Siempre provocativa, excesiva, sexual... la caribeña (Barbados, 1988) alimenta cada cierto tiempo a esa bestia insaciable que es la popularidad con controvertidas actuaciones que, casi siempre, tienen lugar fuera de los escenarios musicales. Así que cuando la revista 'Rolling Stone' le propuso ser la portada de su último número y acompañar las imágenes con una entrevista, muy pocos tuvieron dudas de que Rihanna fuera a pasar desapercibida. «Me gusta que me azoten y me aten, es divertido», sorprende en esta ocasión la joven en la conversación mantenida con la revista musical. «Prefiero que sea algo espontáneo. A veces, usar látigos y cadenas es demasiado planeado. Tienes que parar e ir a buscar el látigo al último cajón de la planta de abajo. Prefiero que ellos usen sus manos», desvela sin despeinarse. «Creo que soy un poco masoquista. No es algo de lo que esté orgullosa, y no me di cuenta hasta hace poco. En mi vida me gusta llevar las riendas, pero en el dormitorio me divierte ser sumisa. Allí dentro puedo ser una pequeña dama y tener a un macho que se responsabilice de la situación. Eso es sexy», añade la explosiva cantante en la publicación.
Un pasado oscuro
Aunque nadie tiene por qué justificar sus gustos sexuales, la joven abre la puerta a un oscuro pasado para ofrecer una explicación. «Creo que es común en la gente que fue testigo de maltratos en su infancia», se sincera para acto seguido desgranar detalles de las terribles experiencias que vivió en su niñez, con un padre drogadicto al que recuerda ver fumar crack. «Los viernes me aterraban porque podía volver a casa borracho. Ese día recibía su paga, y la mitad se iba en alcohol».
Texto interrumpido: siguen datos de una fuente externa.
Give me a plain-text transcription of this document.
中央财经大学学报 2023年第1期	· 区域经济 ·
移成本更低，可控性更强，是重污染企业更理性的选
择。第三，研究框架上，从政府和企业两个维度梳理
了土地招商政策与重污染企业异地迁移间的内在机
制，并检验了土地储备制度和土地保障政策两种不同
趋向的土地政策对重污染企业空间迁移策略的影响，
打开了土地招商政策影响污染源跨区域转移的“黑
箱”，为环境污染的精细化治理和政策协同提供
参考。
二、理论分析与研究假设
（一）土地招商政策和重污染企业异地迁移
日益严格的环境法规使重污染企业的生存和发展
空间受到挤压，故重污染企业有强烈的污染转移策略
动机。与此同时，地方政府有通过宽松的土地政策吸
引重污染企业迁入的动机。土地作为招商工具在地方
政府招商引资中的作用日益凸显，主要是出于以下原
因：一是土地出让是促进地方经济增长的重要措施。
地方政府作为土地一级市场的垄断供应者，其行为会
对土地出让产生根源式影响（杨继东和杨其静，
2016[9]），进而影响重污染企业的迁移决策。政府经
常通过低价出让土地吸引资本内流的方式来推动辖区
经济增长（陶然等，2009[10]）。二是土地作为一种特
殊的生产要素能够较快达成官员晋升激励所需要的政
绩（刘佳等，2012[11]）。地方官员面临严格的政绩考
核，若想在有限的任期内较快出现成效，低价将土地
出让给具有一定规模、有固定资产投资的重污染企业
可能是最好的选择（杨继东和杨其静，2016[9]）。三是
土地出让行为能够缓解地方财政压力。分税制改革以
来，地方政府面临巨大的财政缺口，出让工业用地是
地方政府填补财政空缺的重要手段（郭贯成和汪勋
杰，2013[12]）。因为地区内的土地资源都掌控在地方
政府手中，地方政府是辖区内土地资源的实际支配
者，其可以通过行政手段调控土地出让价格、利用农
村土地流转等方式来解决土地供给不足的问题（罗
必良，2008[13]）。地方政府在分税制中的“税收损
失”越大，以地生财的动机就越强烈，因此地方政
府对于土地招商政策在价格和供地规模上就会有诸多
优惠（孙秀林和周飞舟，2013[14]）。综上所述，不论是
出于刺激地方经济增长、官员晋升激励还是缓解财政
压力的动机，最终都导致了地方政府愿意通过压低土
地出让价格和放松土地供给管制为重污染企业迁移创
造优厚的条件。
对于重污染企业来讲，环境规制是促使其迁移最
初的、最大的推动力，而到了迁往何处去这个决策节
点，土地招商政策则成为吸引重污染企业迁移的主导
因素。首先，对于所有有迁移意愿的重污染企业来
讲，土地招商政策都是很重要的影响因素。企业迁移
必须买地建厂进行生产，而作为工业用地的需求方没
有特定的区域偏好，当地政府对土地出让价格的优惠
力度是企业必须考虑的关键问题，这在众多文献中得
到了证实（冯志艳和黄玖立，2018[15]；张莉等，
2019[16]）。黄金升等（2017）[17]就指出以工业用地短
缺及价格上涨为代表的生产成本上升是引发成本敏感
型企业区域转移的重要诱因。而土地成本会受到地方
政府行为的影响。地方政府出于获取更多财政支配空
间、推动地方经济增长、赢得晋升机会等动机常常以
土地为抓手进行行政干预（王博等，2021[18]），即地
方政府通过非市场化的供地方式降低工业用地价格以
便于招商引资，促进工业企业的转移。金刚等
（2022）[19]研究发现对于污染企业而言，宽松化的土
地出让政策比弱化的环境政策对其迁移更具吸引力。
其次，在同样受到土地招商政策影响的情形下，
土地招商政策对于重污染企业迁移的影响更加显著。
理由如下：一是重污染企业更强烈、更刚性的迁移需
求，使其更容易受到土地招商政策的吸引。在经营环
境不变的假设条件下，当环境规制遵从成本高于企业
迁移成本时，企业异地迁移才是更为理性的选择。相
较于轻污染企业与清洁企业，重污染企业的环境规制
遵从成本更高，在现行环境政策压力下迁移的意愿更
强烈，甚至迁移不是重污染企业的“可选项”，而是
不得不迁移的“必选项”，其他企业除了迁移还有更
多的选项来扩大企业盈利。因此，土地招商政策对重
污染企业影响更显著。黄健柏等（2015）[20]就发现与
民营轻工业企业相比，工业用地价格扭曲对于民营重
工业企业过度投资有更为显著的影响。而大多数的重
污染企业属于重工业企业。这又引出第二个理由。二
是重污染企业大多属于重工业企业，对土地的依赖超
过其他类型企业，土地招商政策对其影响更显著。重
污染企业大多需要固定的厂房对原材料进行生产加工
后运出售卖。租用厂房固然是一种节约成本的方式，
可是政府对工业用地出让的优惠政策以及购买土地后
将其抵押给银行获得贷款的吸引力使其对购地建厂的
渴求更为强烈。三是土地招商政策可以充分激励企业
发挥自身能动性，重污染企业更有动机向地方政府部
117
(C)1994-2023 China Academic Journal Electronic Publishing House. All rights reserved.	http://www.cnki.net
El tono de estas declaraciones hacen entrever que, en esta ocasión, Rihanna deja a un lado la controversia para hablar desde la sinceridad más absoluta. Y es que sería mucho frivolizar con un tema, el de las prácticas sadomasoquistas, cuando, lamentablemente, la artista fue víctima de malos tratos por parte de su exnovio Chris Brown. Rapero de malas pulgas y peores maneras, hace un año le envió con la cara destrozada a Urgencias después de propinarle una paliza. Ella es masoquista sólo en la cama. Él, en cambio, sádico a tiempo completo.